0

I need some explanation about Java String and it's encoding. Due to some task, I got a object which I parsed to String by method .toString(). In fact it was encoded in Cp1250 so my string has some wrong characters. So I decided to decode it. As far as I read many pages on the Internet, String is usually encoded with UTF-8. So I decided to get bytes from the strings encoded as UTF-8, and encode it to a String as Cp1250.

The chunk of code:

    byte[] b = response.getBytes(StandardCharsets.UTF-8);
    String res = new String(b, "windows-1250");

It worked partially, because it shows the proper sign, but with an additional strange one.

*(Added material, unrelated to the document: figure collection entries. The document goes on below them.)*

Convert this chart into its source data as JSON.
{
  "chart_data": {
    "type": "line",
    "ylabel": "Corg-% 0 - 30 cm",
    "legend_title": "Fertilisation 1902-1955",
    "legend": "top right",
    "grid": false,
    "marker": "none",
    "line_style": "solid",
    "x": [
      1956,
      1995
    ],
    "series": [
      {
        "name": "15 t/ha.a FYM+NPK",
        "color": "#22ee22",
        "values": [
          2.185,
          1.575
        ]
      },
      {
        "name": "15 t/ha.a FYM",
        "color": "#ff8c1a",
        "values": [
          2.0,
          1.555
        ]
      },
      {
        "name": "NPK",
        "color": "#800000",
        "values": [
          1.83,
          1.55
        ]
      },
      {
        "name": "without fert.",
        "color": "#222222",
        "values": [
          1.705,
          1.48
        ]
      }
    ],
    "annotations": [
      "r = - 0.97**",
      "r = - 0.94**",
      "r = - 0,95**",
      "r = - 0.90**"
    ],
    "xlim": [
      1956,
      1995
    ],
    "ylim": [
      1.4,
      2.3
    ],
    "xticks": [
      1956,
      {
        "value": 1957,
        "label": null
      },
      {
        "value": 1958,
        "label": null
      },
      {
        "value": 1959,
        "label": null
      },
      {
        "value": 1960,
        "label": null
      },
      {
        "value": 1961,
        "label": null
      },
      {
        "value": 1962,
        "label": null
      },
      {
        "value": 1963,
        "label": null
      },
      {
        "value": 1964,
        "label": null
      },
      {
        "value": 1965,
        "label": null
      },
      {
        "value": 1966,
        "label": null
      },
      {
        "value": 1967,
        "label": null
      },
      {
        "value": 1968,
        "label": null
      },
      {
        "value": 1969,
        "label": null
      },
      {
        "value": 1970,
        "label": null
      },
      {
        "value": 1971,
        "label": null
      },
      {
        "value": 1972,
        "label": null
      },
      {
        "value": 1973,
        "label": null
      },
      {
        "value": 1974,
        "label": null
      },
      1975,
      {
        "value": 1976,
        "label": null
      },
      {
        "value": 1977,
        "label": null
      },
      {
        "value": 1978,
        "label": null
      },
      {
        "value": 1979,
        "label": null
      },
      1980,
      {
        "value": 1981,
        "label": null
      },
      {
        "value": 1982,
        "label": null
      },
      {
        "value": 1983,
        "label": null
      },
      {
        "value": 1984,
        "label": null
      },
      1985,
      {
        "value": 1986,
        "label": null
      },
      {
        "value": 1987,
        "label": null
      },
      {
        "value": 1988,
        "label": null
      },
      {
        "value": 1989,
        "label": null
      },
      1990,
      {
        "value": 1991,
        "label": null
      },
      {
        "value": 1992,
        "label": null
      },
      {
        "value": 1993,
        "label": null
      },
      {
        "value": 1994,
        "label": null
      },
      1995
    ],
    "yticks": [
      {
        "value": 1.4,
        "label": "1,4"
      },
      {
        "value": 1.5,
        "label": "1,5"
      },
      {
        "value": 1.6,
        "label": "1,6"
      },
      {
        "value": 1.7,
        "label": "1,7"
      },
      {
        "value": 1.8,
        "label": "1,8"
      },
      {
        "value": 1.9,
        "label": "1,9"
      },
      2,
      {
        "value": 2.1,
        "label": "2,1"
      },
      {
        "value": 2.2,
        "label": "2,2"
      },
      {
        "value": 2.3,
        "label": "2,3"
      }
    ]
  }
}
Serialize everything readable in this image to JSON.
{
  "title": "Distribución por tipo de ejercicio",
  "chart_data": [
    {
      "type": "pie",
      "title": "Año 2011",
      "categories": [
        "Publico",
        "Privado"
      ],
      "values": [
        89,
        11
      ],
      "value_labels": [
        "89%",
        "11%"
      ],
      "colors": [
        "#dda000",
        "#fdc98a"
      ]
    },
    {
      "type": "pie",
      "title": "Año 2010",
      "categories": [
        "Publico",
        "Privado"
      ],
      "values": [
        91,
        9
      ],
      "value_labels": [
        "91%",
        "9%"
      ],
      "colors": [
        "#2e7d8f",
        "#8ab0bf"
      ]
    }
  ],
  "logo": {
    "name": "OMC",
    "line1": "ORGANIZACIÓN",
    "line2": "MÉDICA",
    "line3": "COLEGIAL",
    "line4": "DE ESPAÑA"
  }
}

I tried it also with StandardCharsets.UTF-16 but it was not working. Anyway it worked with StandardCharsets.ISO_8859_1. I don't understand why, if the String is encoded with UTF why i got a String from method .toString() encoded with ISO_8859_1?

Any explanation?

Vaix
  • 49
  • 1
  • 9
  • 1
    "I got a object which I parsed to String by method .toString(). In fact it was encoded in Cp1250 so my string has some wrong characters" That's just a bug in the `toString()` implementation of that object. Why not just fix that? – Andy Turner Jun 30 '17 at 10:36
  • Darn, we need a definitive String/Encoding question/answer, similar to "What's a NPE and how do I fix it". So many confused questions about "converting String's encoding". – Kayaman Jun 30 '17 at 10:41
  • the problem is solved with a method, of course it could be done with overriding `.toString()` method (which in this case is better solution), but still don't understand why I got `ISO_8859_1' instead `UTF` before – Vaix Jun 30 '17 at 10:51
  • 1
    If `toString()` returns a "broken" `String`, you can't fix it afterwards. See https://stackoverflow.com/questions/5729806/encode-string-to-utf-8 to understand what is inherently wrong with the code displayed in your question. – Kayaman Jun 30 '17 at 10:55
  • 2
    The code you posted is wrong. What you are doing is converting a string to bytes using the UTF-8 encoding and then you convert it back to a string as if it is in windows-1250 encoding - which it is not, because you just encoded it with UTF-8! As if you have a book written in English and you tell someone "Read this, it's written in German"... – Jesper Jun 30 '17 at 11:07
  • @Jesper excellent analogy! – Kayaman Jun 30 '17 at 11:12
  • @Jasper I don't agree. You just didn't understand, maybe not enought explanation from my side. Imagine that someone ask me to pass a message. At start message is in Spanish. The author's know that the receiver understand only German, so he translate message to German, but he is mooron, and by mistake translate it to English. He passed me a message and I see that's in English! Well, I roll it back to Spanish then write it in German. (Assuming there is no direct possibility to translate from English to German). It works! But the question is Why not overriden .toString returns ISO standard for me – Vaix Jun 30 '17 at 11:43

0 Answers0